It has developed a guide aimed at helping UK construction firms win contracts, and set up both a National Investment Commission and a Basra Investment Commission to act as points of contact for UK firms seeking Iraqi government contracts.
According to MEED Projects, the research arm of Construction News’ sister title Middle East Economic Digest, some $46 billion (£31bn) worth of reconstruction work is planned to be tendered in the coming months and years to rebuild the war-torn country.
Head of the Middle East Unit at UK Trade and Investment Paul Taylor said Britain’s historic ties with Iraq meant UK contractors were in a strong position to pick up contracts, particularly in the south of the country.
He said: “The strong message we have from [prime minister] Nouri Al-Maliki is that he wants British contractors to be bidding for these contracts.
“And in terms of winning contracts, the locals would feel more strongly about the US in the way that they have engaged in the country, whereas the UK is still regarded very highly.”
A draft copy of the UKTI guide, due out in the summer, reveals that the Ministry of Municipalities and Public Works has a budget of up to$741 million (£497m) and is tendering for around 35 major new water and wastewater treatment plants.

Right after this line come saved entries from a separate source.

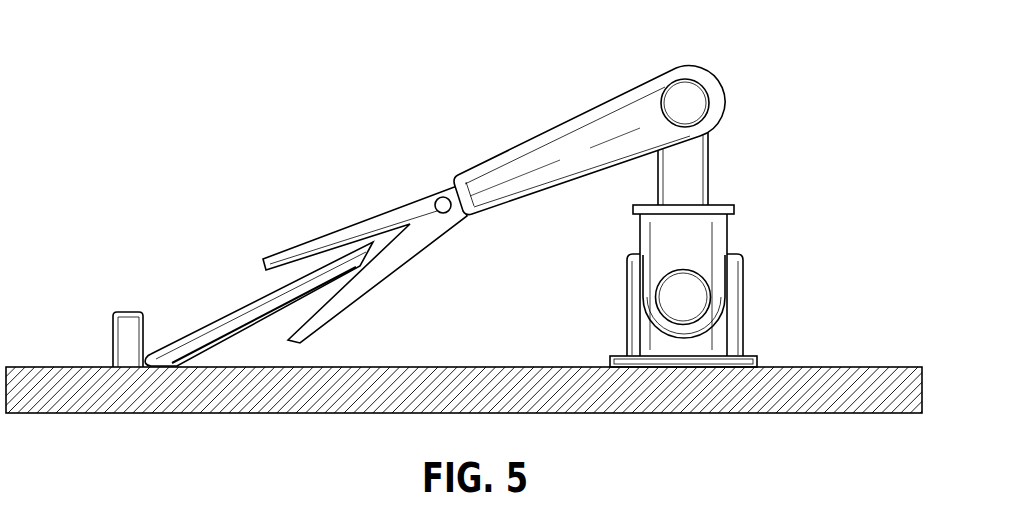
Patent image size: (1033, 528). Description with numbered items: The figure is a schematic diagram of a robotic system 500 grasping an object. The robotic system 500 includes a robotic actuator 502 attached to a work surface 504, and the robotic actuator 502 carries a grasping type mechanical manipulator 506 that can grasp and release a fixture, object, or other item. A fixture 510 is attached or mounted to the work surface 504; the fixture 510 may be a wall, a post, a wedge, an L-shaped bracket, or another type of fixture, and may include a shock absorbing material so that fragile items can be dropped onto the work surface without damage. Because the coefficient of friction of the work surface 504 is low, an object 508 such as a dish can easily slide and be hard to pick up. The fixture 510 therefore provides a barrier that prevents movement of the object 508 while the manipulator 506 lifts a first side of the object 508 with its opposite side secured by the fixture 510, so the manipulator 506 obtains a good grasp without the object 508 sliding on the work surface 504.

The robotic system 500 is at (854, 63).
The robotic actuator 502 is at (743, 203).
The work surface 504 is at (847, 363).
The grasping type mechanical manipulator 506 is at (370, 216).
The object 508 is at (231, 310).
The fixture 510 is at (111, 333).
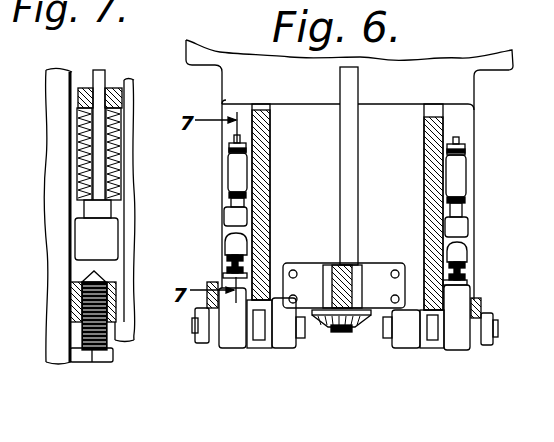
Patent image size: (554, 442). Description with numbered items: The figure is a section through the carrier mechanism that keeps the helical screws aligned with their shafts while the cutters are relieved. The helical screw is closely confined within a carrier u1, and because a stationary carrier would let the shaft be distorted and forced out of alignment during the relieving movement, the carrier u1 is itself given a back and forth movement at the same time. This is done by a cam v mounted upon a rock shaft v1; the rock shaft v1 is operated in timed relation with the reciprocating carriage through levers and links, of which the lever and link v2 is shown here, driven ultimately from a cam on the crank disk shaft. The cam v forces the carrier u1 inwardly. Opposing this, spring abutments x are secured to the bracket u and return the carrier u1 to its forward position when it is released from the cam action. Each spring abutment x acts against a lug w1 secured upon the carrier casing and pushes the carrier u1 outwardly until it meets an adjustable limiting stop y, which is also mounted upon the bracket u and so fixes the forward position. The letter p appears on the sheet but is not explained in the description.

In FIG. 7, the bracket u is at (50, 257).
In FIG. 6, the bracket u is at (297, 212).
In FIG. 7, the carrier u1 is at (117, 196).
In FIG. 6, the carrier u1 is at (262, 173).
In FIG. 7, the spring abutment x is at (180, 165).
In FIG. 6, the spring abutment x is at (235, 172).
In FIG. 7, the lug w1 is at (100, 233).
In FIG. 6, the lug w1 is at (172, 230).
In FIG. 7, the adjustable limiting stop y is at (113, 296).
In FIG. 6, the adjustable limiting stop y is at (186, 258).
In FIG. 6, the cam v is at (255, 338).
In FIG. 6, the rock shaft v1 is at (267, 338).
In FIG. 6, the lever and link v2 is at (207, 305).
In FIG. 6, the plate p is at (461, 7).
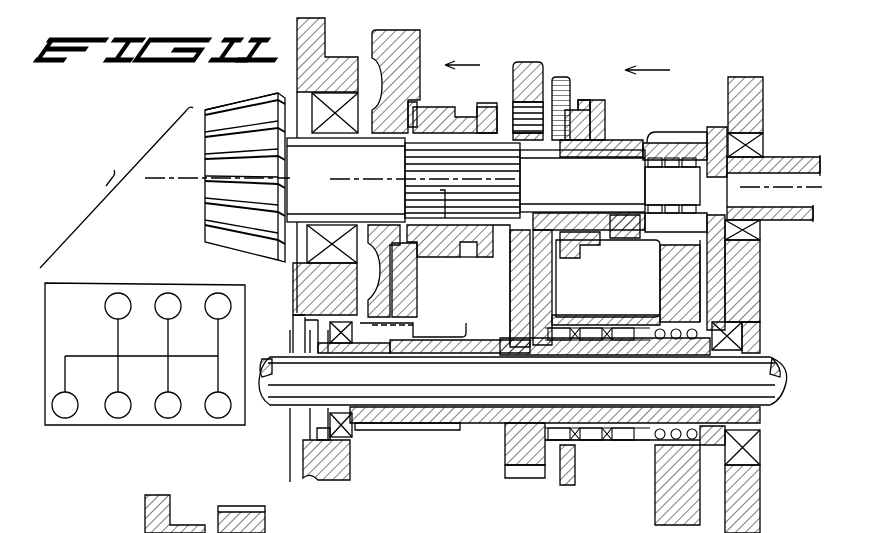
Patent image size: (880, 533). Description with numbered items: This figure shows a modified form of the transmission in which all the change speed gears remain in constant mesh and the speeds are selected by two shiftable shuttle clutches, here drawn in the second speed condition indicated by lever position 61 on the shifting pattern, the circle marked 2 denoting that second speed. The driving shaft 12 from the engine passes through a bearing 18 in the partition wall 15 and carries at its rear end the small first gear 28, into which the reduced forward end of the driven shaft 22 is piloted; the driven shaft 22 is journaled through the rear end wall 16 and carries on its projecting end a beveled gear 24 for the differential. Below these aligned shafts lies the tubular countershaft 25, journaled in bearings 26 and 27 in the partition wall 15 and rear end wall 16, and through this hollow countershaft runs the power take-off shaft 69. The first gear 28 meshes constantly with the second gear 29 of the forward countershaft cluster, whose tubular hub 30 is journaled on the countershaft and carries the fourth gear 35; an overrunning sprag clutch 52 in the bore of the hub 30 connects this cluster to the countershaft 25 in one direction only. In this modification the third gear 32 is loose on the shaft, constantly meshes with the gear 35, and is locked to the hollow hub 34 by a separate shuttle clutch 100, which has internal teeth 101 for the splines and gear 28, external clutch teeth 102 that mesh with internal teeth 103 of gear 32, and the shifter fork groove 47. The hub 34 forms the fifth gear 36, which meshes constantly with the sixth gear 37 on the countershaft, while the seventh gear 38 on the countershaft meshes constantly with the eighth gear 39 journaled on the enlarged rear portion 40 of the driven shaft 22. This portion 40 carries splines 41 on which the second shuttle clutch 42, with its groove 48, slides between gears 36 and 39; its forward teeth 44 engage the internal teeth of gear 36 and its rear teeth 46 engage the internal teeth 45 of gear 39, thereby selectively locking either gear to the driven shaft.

The second gear position 2 is at (233, 280).
The driving shaft 12 is at (790, 160).
The partition wall 15 is at (745, 530).
The rear end wall 16 is at (350, 462).
The bearing 18 is at (758, 145).
The driven shaft 22 is at (614, 155).
The beveled gear 24 is at (202, 234).
The countershaft 25 is at (476, 436).
The bearing 26 is at (760, 334).
The bearing 27 is at (310, 440).
The first gear 28 is at (690, 132).
The second gear 29 is at (762, 272).
The tubular hub 30 is at (612, 462).
The third gear 32 is at (562, 77).
The hollow hub 34 is at (590, 160).
The fourth gear 35 is at (575, 308).
The fifth gear 36 is at (407, 522).
The sixth gear 37 is at (498, 455).
The seventh gear 38 is at (448, 330).
The eighth gear 39 is at (416, 84).
The enlarged rear portion 40 is at (354, 172).
The splines 41 is at (415, 162).
The shuttle clutch 42 is at (468, 106).
The teeth 44 is at (490, 106).
The internal gear teeth 45 is at (415, 272).
The teeth 46 is at (436, 112).
The shifter fork groove 47 is at (584, 100).
The groove 48 is at (468, 257).
The overrunning clutch mechanism 52 is at (540, 62).
The second speed position 61 is at (145, 345).
The power take-off shaft 69 is at (775, 408).
The shuttle clutch 100 is at (607, 90).
The internal teeth 101 is at (600, 240).
The external clutch teeth 102 is at (575, 254).
The internal teeth 103 is at (572, 100).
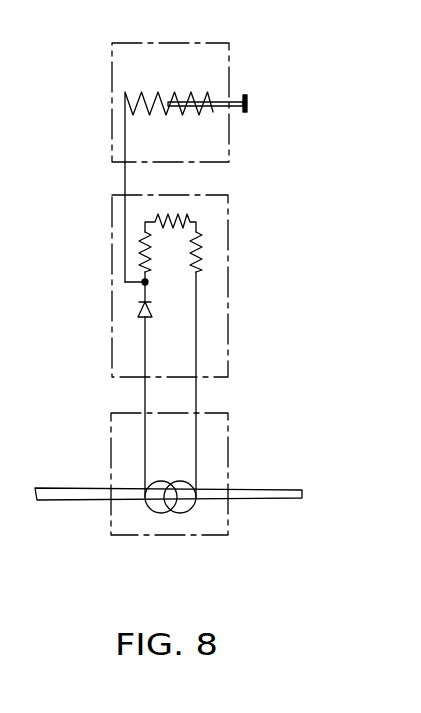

The guide also emphasises the growing importance of the Ministry of Construction and Housing, which is in charge of improving 45,000 km of dilapidated roads in the country.
Rail, aviation and the ports and maritime department are all also seeking to undertake major projects, according to the guide.
On 30 April, at a meeting of 250 UK companies and Iraqi officials in London, Business secretary Peter Mandelson signed a memorandum of understanding with the Iraqi deputy Prime Minister, Barhan Salih, to improve business ties.